The blending and mixing of internal waves helps to explain how oceans push energy around the world.
By Larry O'Hanlon | Wed Mar 31, 2010 07:00 AM ET
For the first time, 100-foot (30-meter) tidal waves roaring at 70 miles-per-hour have been caught breaking and creating long trains of billowing turbulence more than 1,800 feet (550 meters) down along the ocean floor.
The discovery sheds light on the oceans' underappreciated internal waves and where they break in the deep sea -- something that needs to be better understood to improve global models of the oceans and Earth's climate.
"In the deep sea, it has never been observed," said Hans Van Haren of the Royal Netherlands Institute for Sea Research. Van Haren and his colleague Louis Gostiaux have described their discovery in a paper in the journal Geophysical Research Letters.
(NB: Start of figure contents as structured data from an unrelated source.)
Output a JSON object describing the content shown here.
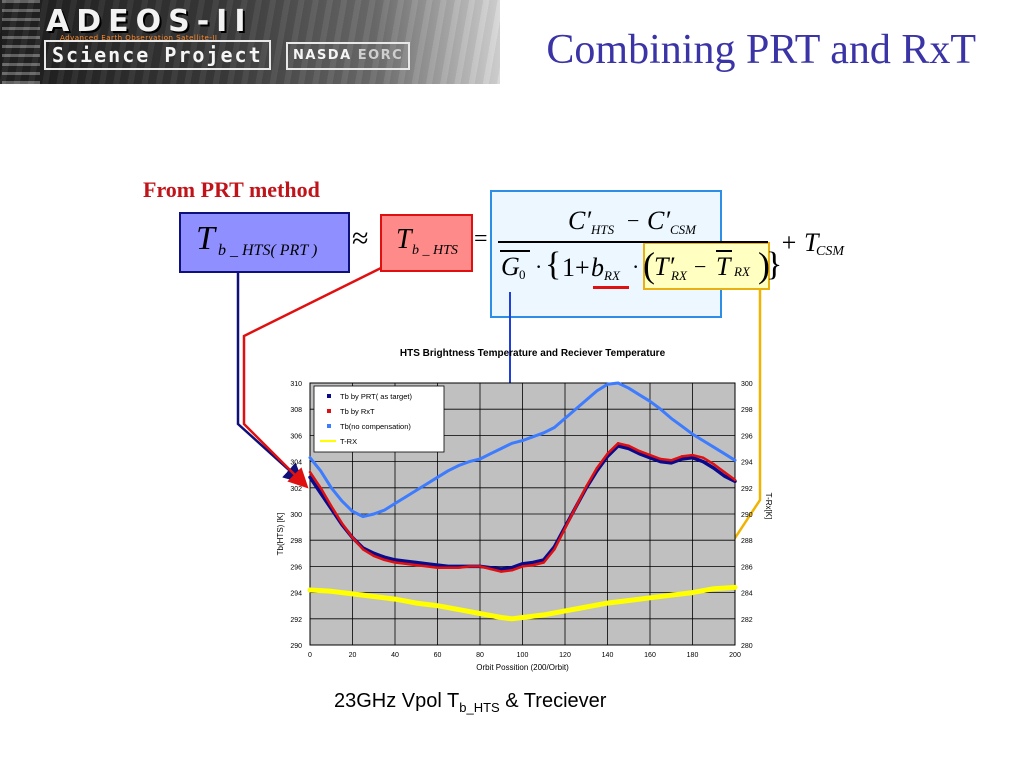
{
  "header": {
    "logo_main": "ADEOS-II",
    "logo_sub": "Advanced Earth Observation Satellite-II",
    "logo_project": "Science Project",
    "logo_org1": "NASDA",
    "logo_org2": "EORC",
    "title": "Combining PRT and RxT"
  },
  "annotation": {
    "method_label": "From PRT method"
  },
  "equation": {
    "lhs_symbol": "T",
    "lhs_subscript": "b _ HTS( PRT )",
    "approx": "≈",
    "rhs_symbol": "T",
    "rhs_subscript": "b _ HTS",
    "equals": "=",
    "num_c1": "C′",
    "num_sub1": "HTS",
    "num_minus": "−",
    "num_c2": "C′",
    "num_sub2": "CSM",
    "den_g": "G",
    "den_g_sub": "0",
    "den_dot": "·",
    "den_brace_open": "{",
    "den_one": "1+",
    "den_b": "b",
    "den_b_sub": "RX",
    "den_dot2": "·",
    "den_paren_open": "(",
    "den_t1": "T′",
    "den_t1_sub": "RX",
    "den_minus": "−",
    "den_t2": "T",
    "den_t2_sub": "RX",
    "den_paren_close": ")",
    "den_brace_close": "}",
    "tail": "+ T",
    "tail_sub": "CSM"
  },
  "chart_data": {
    "type": "line",
    "title": "HTS Brightness Temperature and Reciever Temperature",
    "xlabel": "Orbit Possition (200/Orbit)",
    "ylabel": "Tb(HTS) [K]",
    "y2label": "T-Rx[K]",
    "xlim": [
      0,
      200
    ],
    "ylim": [
      290,
      310
    ],
    "y2lim": [
      280,
      300
    ],
    "x_ticks": [
      "0",
      "20",
      "40",
      "60",
      "80",
      "100",
      "120",
      "140",
      "160",
      "180",
      "200"
    ],
    "y_ticks": [
      "290",
      "292",
      "294",
      "296",
      "298",
      "300",
      "302",
      "304",
      "306",
      "308",
      "310"
    ],
    "y2_ticks": [
      "280",
      "282",
      "284",
      "286",
      "288",
      "290",
      "292",
      "294",
      "296",
      "298",
      "300"
    ],
    "grid": true,
    "legend_position": "top-left",
    "series": [
      {
        "name": "Tb by PRT( as target)",
        "axis": "left",
        "color": "#0a0a8c",
        "x": [
          0,
          5,
          10,
          15,
          20,
          25,
          30,
          35,
          40,
          45,
          50,
          55,
          60,
          65,
          70,
          75,
          80,
          85,
          90,
          95,
          100,
          105,
          110,
          115,
          120,
          125,
          130,
          135,
          140,
          145,
          150,
          155,
          160,
          165,
          170,
          175,
          180,
          185,
          190,
          195,
          200
        ],
        "y": [
          302.8,
          301.6,
          300.4,
          299.2,
          298.2,
          297.4,
          297.0,
          296.7,
          296.5,
          296.4,
          296.3,
          296.2,
          296.1,
          296.0,
          296.0,
          296.0,
          296.0,
          295.9,
          295.8,
          295.9,
          296.2,
          296.3,
          296.5,
          297.5,
          299.0,
          300.5,
          302.0,
          303.3,
          304.4,
          305.2,
          305.0,
          304.6,
          304.3,
          304.0,
          303.9,
          304.2,
          304.3,
          304.0,
          303.5,
          302.9,
          302.5
        ]
      },
      {
        "name": "Tb by RxT",
        "axis": "left",
        "color": "#e01010",
        "x": [
          0,
          5,
          10,
          15,
          20,
          25,
          30,
          35,
          40,
          45,
          50,
          55,
          60,
          65,
          70,
          75,
          80,
          85,
          90,
          95,
          100,
          105,
          110,
          115,
          120,
          125,
          130,
          135,
          140,
          145,
          150,
          155,
          160,
          165,
          170,
          175,
          180,
          185,
          190,
          195,
          200
        ],
        "y": [
          303.2,
          302.0,
          300.6,
          299.3,
          298.2,
          297.3,
          296.8,
          296.5,
          296.3,
          296.2,
          296.1,
          296.0,
          295.9,
          295.9,
          295.9,
          296.0,
          296.0,
          295.8,
          295.6,
          295.7,
          296.0,
          296.1,
          296.3,
          297.3,
          298.9,
          300.5,
          302.1,
          303.5,
          304.6,
          305.4,
          305.2,
          304.8,
          304.5,
          304.2,
          304.1,
          304.4,
          304.5,
          304.3,
          303.8,
          303.2,
          302.6
        ]
      },
      {
        "name": "Tb(no compensation)",
        "axis": "left",
        "color": "#3d7bff",
        "x": [
          0,
          5,
          10,
          15,
          20,
          25,
          30,
          35,
          40,
          45,
          50,
          55,
          60,
          65,
          70,
          75,
          80,
          85,
          90,
          95,
          100,
          105,
          110,
          115,
          120,
          125,
          130,
          135,
          140,
          145,
          150,
          155,
          160,
          165,
          170,
          175,
          180,
          185,
          190,
          195,
          200
        ],
        "y": [
          304.3,
          303.3,
          302.0,
          301.0,
          300.2,
          299.8,
          300.0,
          300.3,
          300.8,
          301.3,
          301.8,
          302.3,
          302.8,
          303.3,
          303.7,
          304.0,
          304.2,
          304.6,
          305.0,
          305.4,
          305.6,
          305.9,
          306.2,
          306.6,
          307.3,
          308.0,
          308.7,
          309.4,
          309.9,
          310.0,
          309.6,
          309.1,
          308.6,
          308.0,
          307.3,
          306.7,
          306.1,
          305.6,
          305.1,
          304.6,
          304.1
        ]
      },
      {
        "name": "T-RX",
        "axis": "right",
        "color": "#ffff00",
        "x": [
          0,
          10,
          20,
          30,
          40,
          50,
          60,
          70,
          80,
          90,
          95,
          100,
          110,
          120,
          130,
          140,
          150,
          160,
          170,
          180,
          190,
          200
        ],
        "y": [
          284.2,
          284.1,
          283.9,
          283.7,
          283.5,
          283.2,
          283.0,
          282.7,
          282.4,
          282.1,
          282.0,
          282.1,
          282.3,
          282.6,
          282.9,
          283.2,
          283.4,
          283.6,
          283.8,
          284.0,
          284.3,
          284.4
        ]
      }
    ]
  },
  "caption": {
    "text_main": "23GHz Vpol   T",
    "text_sub": "b_HTS",
    "text_tail": " & Treciever"
  }
}
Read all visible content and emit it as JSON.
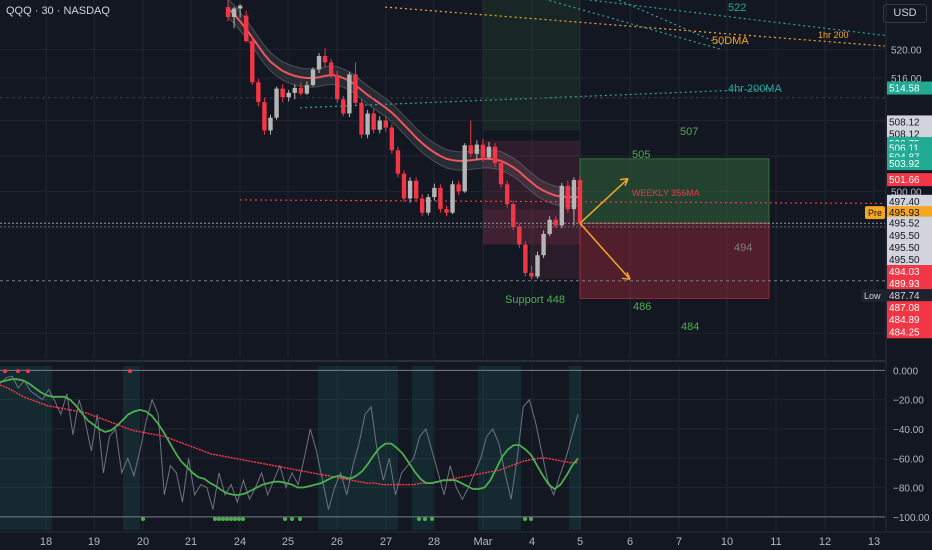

The direct measurements of the 100-foot billows were made on the down-current slopes of a submerged seamount near the Canary Islands over which tidal currents rage every day. The researchers detected the billowing with a string of high-speed temperature probes that picked up the denser, colder water and the less dense, warmer water tripping over each other as the tides roared down the seamount slopes.
"It's a hefty current," observed Van Haren. "I wouldn't like to be down there: (The waves) are really vigorously breaking."